Florida’s chief financial officer and state fire marshal has written to the National Highway Traffic Safety Administration (NHTSA) saying salt water reacting with batteries in EVs may be a “ticking time bomb” and cause more fires.
Jimmy Patronis said in a statement there would inevitably be more fires following Hurricane Ian as lithium batteries corroded as a result of exposure to salt water. There are large numbers of damaged or submerged EVs following the storm.
“I…saw with my own eyes an EV continuously ignite, and continually reignite, as fire teams doused the vehicle with tens-of-thousands of gallons of water. Subsequently, I was informed by the fire department that the vehicle once again reignited when it was loaded onto the tow truck.
“Based on my conversations with area firefighters, this is not an isolated incident. As you can appreciate, I am very concerned that we may have a ticking time bomb on our hands.”

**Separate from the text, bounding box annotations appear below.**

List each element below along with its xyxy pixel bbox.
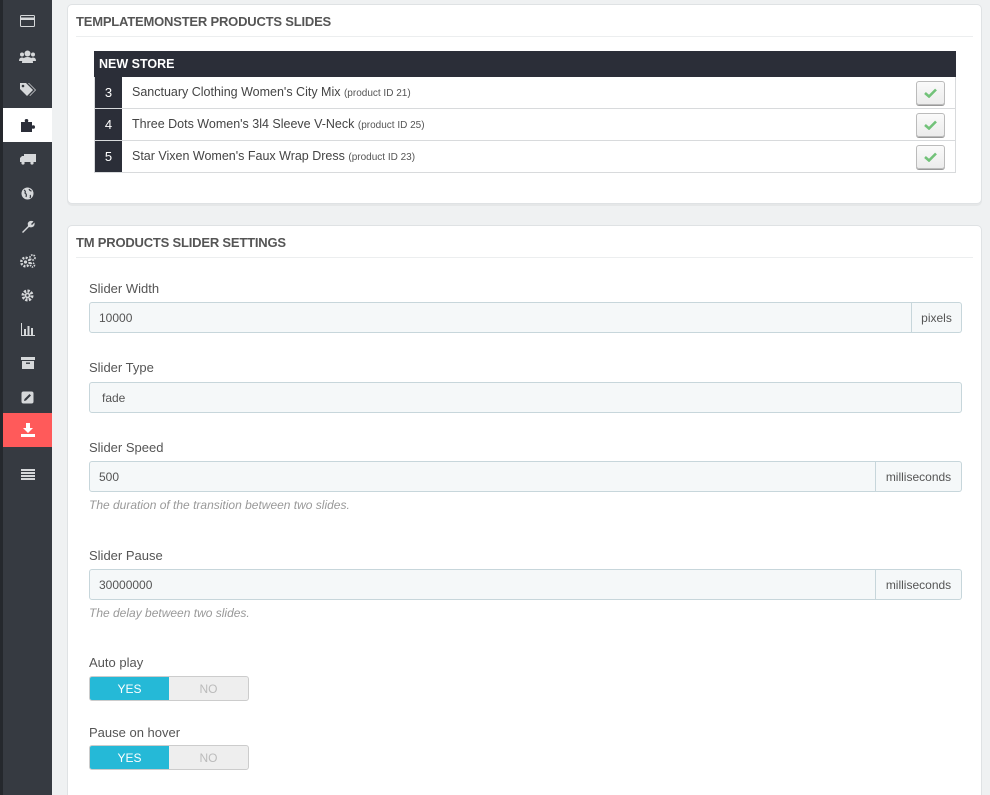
puzzle-icon: [20, 119, 35, 132]
sidebar-item-customers[interactable]: [3, 39, 52, 73]
sidebar-nav: [0, 0, 52, 795]
check-icon: [924, 120, 937, 130]
sidebar-collapse-toggle[interactable]: [3, 457, 52, 491]
sidebar-item-archive[interactable]: [3, 346, 52, 380]
slider-speed-input[interactable]: 500: [89, 461, 876, 492]
slide-row[interactable]: 3 Sanctuary Clothing Women's City Mix (p…: [94, 77, 956, 109]
sidebar-item-edit[interactable]: [3, 380, 52, 414]
pause-on-hover-no[interactable]: NO: [169, 746, 248, 769]
check-icon: [924, 152, 937, 162]
slide-product-id: (product ID 23): [348, 152, 416, 163]
slider-type-select[interactable]: fade: [89, 382, 962, 413]
slide-title: Star Vixen Women's Faux Wrap Dress (prod…: [132, 149, 416, 163]
pause-on-hover-label: Pause on hover: [89, 725, 181, 740]
store-header: NEW STORE: [94, 51, 956, 77]
sidebar-item-preferences[interactable]: [3, 210, 52, 244]
credit-card-icon: [20, 15, 35, 27]
globe-icon: [21, 187, 34, 199]
auto-play-no[interactable]: NO: [169, 677, 248, 700]
slider-pause-label: Slider Pause: [89, 548, 163, 563]
slide-product-id: (product ID 21): [343, 88, 411, 99]
sidebar-item-import[interactable]: [3, 413, 52, 447]
sidebar-item-advanced[interactable]: [3, 244, 52, 278]
auto-play-label: Auto play: [89, 655, 144, 670]
cogs-icon: [19, 254, 36, 268]
slide-status-toggle[interactable]: [916, 113, 945, 137]
slides-panel: TEMPLATEMONSTER PRODUCTS SLIDES NEW STOR…: [67, 4, 982, 204]
sidebar-item-orders[interactable]: [3, 4, 52, 38]
slide-title: Sanctuary Clothing Women's City Mix (pro…: [132, 85, 411, 99]
users-icon: [19, 50, 36, 63]
slide-status-toggle[interactable]: [916, 81, 945, 105]
slider-pause-input[interactable]: 30000000: [89, 569, 876, 600]
slider-type-label: Slider Type: [89, 360, 154, 375]
check-icon: [924, 88, 937, 98]
pause-on-hover-yes[interactable]: YES: [90, 746, 169, 769]
slide-position: 4: [95, 109, 122, 140]
tags-icon: [19, 83, 36, 96]
slide-row[interactable]: 4 Three Dots Women's 3l4 Sleeve V-Neck (…: [94, 109, 956, 141]
bar-chart-icon: [20, 322, 35, 336]
slide-position: 5: [95, 141, 122, 172]
pause-on-hover-switch[interactable]: YES NO: [89, 745, 249, 770]
edit-icon: [21, 391, 34, 403]
auto-play-yes[interactable]: YES: [90, 677, 169, 700]
slider-speed-label: Slider Speed: [89, 440, 164, 455]
truck-icon: [19, 154, 36, 165]
sidebar-item-catalog[interactable]: [3, 73, 52, 107]
wrench-icon: [21, 220, 35, 233]
settings-panel-title: TM PRODUCTS SLIDER SETTINGS: [76, 226, 973, 258]
archive-icon: [20, 357, 35, 369]
settings-panel: TM PRODUCTS SLIDER SETTINGS Slider Width…: [67, 225, 982, 795]
download-icon: [20, 423, 35, 437]
slide-product-id: (product ID 25): [357, 120, 425, 131]
sidebar-item-localization[interactable]: [3, 176, 52, 210]
slider-speed-unit: milliseconds: [876, 461, 962, 492]
slider-width-label: Slider Width: [89, 281, 160, 296]
sidebar-item-modules[interactable]: [3, 108, 52, 142]
slider-pause-help: The delay between two slides.: [89, 606, 250, 620]
auto-play-switch[interactable]: YES NO: [89, 676, 249, 701]
slider-width-unit: pixels: [912, 302, 962, 333]
slider-pause-unit: milliseconds: [876, 569, 962, 600]
slider-width-input[interactable]: 10000: [89, 302, 912, 333]
slides-panel-title: TEMPLATEMONSTER PRODUCTS SLIDES: [76, 5, 973, 37]
slide-status-toggle[interactable]: [916, 145, 945, 169]
menu-icon: [20, 468, 35, 480]
gear-icon: [21, 289, 34, 301]
slide-row[interactable]: 5 Star Vixen Women's Faux Wrap Dress (pr…: [94, 141, 956, 173]
sidebar-item-administration[interactable]: [3, 278, 52, 312]
sidebar-item-shipping[interactable]: [3, 142, 52, 176]
slide-title: Three Dots Women's 3l4 Sleeve V-Neck (pr…: [132, 117, 425, 131]
slider-speed-help: The duration of the transition between t…: [89, 498, 350, 512]
slide-position: 3: [95, 77, 122, 108]
sidebar-item-stats[interactable]: [3, 312, 52, 346]
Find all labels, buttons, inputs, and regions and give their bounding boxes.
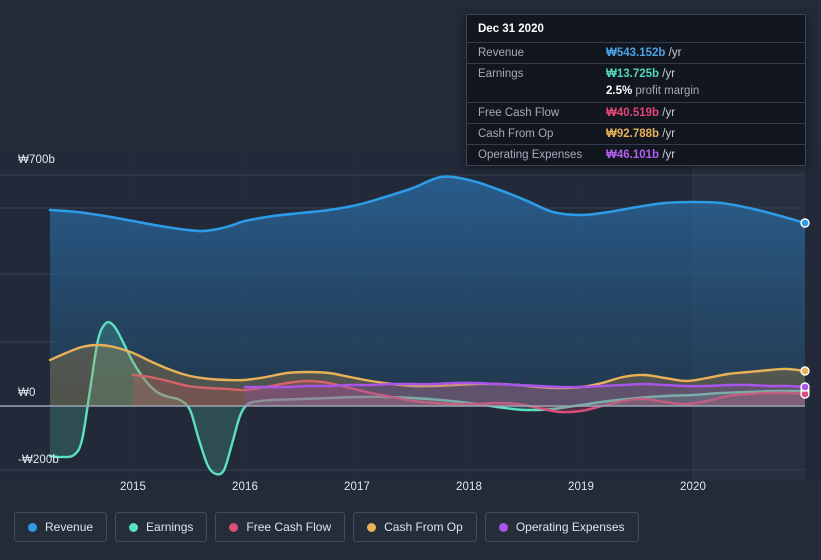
chart-stage: ₩700b ₩0 -₩200b 2015 2016 2017 2018 2019 2020… [0,0,821,560]
tooltip-row-operating-expenses: Operating Expenses ₩46.101b /yr [467,144,805,165]
legend-item-label: Free Cash Flow [246,520,332,534]
chart-legend[interactable]: Revenue Earnings Free Cash Flow Cash From O… [14,512,639,542]
endpoint-marker-revenue[interactable] [800,218,810,228]
legend-color-dot [367,522,377,532]
endpoint-marker-cash-from-op[interactable] [800,366,810,376]
tooltip-row-label: Earnings [478,68,524,80]
legend-item-label: Earnings [146,520,194,534]
legend-color-dot [498,522,508,532]
legend-item-free-cash-flow[interactable]: Free Cash Flow [215,512,346,542]
tooltip-row-value: ₩92.788b /yr [606,128,676,140]
tooltip-row-earnings: Earnings ₩13.725b /yr [467,63,805,84]
data-tooltip: Dec 31 2020 Revenue ₩543.152b /yr Earnings… [466,14,806,166]
legend-color-dot [229,522,239,532]
legend-color-dot [129,522,139,532]
legend-item-label: Revenue [45,520,94,534]
tooltip-row-value: ₩46.101b /yr [606,149,676,161]
tooltip-row-cash-from-op: Cash From Op ₩92.788b /yr [467,123,805,144]
legend-item-cash-from-op[interactable]: Cash From Op [353,512,477,542]
tooltip-date: Dec 31 2020 [478,23,544,35]
tooltip-row-label: Revenue [478,47,525,59]
tooltip-row-free-cash-flow: Free Cash Flow ₩40.519b /yr [467,102,805,123]
tooltip-row-label: Operating Expenses [478,149,583,161]
tooltip-row-label: Free Cash Flow [478,107,560,119]
tooltip-row-value: ₩543.152b /yr [606,47,682,59]
tooltip-row-label: Cash From Op [478,128,554,140]
legend-color-dot [28,522,37,532]
series-operating-expenses [243,381,807,406]
tooltip-row-value: ₩40.519b /yr [606,107,676,119]
legend-item-label: Cash From Op [384,520,463,534]
endpoint-marker-operating-expenses[interactable] [800,382,810,392]
tooltip-profit-margin-value: 2.5% profit margin [606,85,700,97]
legend-item-operating-expenses[interactable]: Operating Expenses [484,512,639,542]
legend-item-revenue[interactable]: Revenue [14,512,108,542]
legend-item-earnings[interactable]: Earnings [115,512,208,542]
tooltip-row-profit-margin: 2.5% profit margin [467,84,805,102]
tooltip-row-value: ₩13.725b /yr [606,68,676,80]
legend-item-label: Operating Expenses [515,520,625,534]
tooltip-row-revenue: Revenue ₩543.152b /yr [467,42,805,63]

He said initial research by his office suggests that much of the guidance on submerged vehicles does not address specific risks associated with exposure of EVs to salt water.
He asked whether:
- the NHTSA had directed EV companies to immediately tell consumers of dangers related to a vehicle impacted by storm surge
- the personal protective equipment, including gas masks used by fire rescue teams, effectively protect from poisonous gases
- search teams need to arrange immediate removal of EVs from incidents.
He also requested guidance on where compromised EVs should be taken to burn out.
He said as state fire marshal, he must ensure local fire teams have all the equipment needed and concluded: “Your responses may be the difference between life and death.”